Me: If I kept digging down far enough, where will I end up?

Mom: Probably in China.

Me: *digs for a while* Am I at China yet?

Mom: I don’t think quite yet. The world’s pretty big, you know.

Me: Do I see a light down there? Is it China?

Mom: Honey, I think you’re seeing a reflection of the sun. But keep on digging. You might actually get there.

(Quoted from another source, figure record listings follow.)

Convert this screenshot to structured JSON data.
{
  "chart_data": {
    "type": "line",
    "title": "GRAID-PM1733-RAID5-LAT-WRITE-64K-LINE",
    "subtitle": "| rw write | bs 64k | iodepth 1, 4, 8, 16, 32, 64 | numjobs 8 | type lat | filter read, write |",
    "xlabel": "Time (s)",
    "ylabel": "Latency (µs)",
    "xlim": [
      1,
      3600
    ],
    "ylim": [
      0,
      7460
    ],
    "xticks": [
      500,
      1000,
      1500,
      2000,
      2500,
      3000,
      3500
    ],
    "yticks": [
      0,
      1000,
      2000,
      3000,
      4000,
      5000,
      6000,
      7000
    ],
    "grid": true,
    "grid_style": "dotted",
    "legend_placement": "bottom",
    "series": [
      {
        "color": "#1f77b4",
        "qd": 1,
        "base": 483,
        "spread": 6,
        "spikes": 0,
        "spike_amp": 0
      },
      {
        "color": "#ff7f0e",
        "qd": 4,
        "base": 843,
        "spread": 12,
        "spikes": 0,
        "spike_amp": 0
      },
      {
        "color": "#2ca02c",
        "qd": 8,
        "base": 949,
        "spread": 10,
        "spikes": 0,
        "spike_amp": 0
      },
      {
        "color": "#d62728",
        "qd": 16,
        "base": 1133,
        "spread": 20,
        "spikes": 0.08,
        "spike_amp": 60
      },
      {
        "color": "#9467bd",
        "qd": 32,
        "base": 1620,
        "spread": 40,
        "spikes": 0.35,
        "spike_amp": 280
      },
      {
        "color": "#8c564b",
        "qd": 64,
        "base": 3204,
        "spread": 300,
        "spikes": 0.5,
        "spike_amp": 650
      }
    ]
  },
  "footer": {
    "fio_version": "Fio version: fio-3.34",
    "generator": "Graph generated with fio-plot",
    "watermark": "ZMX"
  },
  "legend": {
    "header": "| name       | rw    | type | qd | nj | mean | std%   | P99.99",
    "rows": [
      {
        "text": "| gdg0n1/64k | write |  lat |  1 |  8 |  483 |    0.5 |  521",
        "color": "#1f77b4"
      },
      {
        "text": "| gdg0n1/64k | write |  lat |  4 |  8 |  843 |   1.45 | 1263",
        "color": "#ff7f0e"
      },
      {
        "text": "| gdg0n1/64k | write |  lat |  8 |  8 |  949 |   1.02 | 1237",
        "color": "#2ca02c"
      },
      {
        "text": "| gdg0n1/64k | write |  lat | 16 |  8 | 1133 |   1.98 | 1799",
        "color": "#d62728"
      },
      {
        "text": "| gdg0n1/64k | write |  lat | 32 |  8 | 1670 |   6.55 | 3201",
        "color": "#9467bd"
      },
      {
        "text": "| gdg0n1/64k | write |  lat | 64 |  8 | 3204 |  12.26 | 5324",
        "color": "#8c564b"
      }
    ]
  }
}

Me: Okay. *amuses myself with digging for hours*

 

You can imagine how the rest of that went. Needless to say, I never did find China, but I learned an important lesson.

 

You can attempt to dig through an impossible situation, or you can find the existing way. If I really wanted to go to China, I should have taken a plane, not a shovel.

 

Now here is the hopefully-sane translation of my wacky little story.

 

Every Christmas, most of us dig around looking for happiness, myself included. If we just go to enough parties…just get enough presents…just spend enough time with others…just make enough yummy foods…just do this or that…THEN and ONLY THEN will we be actually, truly happy. The sad thing is, that year after year of doing this, and becoming discontent, we still tell ourselves that it’ll make us happy.

 

And so the cycle repeats. And we become insatiable. But this shouldn’t be so.

 

We say Christmas is a time for happiness, and we are absolutely right. We can be happy, just like we can go to China. But we get there a different way, instead.

 

If we want happiness, we have to accept the real meaning of Christmas. Why do we even celebrate it in the first place?

 

We celebrate Christmas because of the birth of the Messiah. Jesus. But not simply the fact that he was born, but because of what that signified. It signified that 1) the GOD of all things EVER came to us in human form because He LOVES us, 2) we are not forgotten and forsaken even though deep down, we do the wrong things CONSTANTLY, and 3) the satisfaction and happiness we all search for has been FULFILLED. He came to give us a new nature, to put off our sin and make us bright and shiny.

 

What do we all yearn for? Meaning in life. Happiness. Contentment. Or society has contradicted this by giving everyone a big case of Holiday Discontentment. However, we do not have to keep it this way.

 

By looking at the birth of Jesus for what it truly is, and not just something to put on the mantle, we can find that satisfaction. By accepting His amazing love and sacrifice for us, in that will we find happiness. If you want to read more about this (and why I refer to this lasting happiness as ‘joy’) then check out this post.

 

By seeing the significance of who Jesus is – God in flesh, who dwelt among us – we can really and truly be happy.

 

And now, a passage to close with.

 

Philippians 2:5-10

“Have this mind among yourselves, which is yours in Christ Jesus, who, though he was in the form of God, did not count equality with God a thing to be grasped, but emptied himself, by taking the form of a servant, being born in the likeness of men. And being found in human form, he humbled himself by becoming obedient to the point of death, even death on a cross. Therefore God has highly exalted him and bestowed on him the name that is above every name, so that at the name of Jesus every knee should bow, in heaven and on earth and under the earth, and every tongue confess that Jesus Christ is Lord, to the glory of God the Father.”

 

Have a wonderful day, friends. Merry Christmas once again.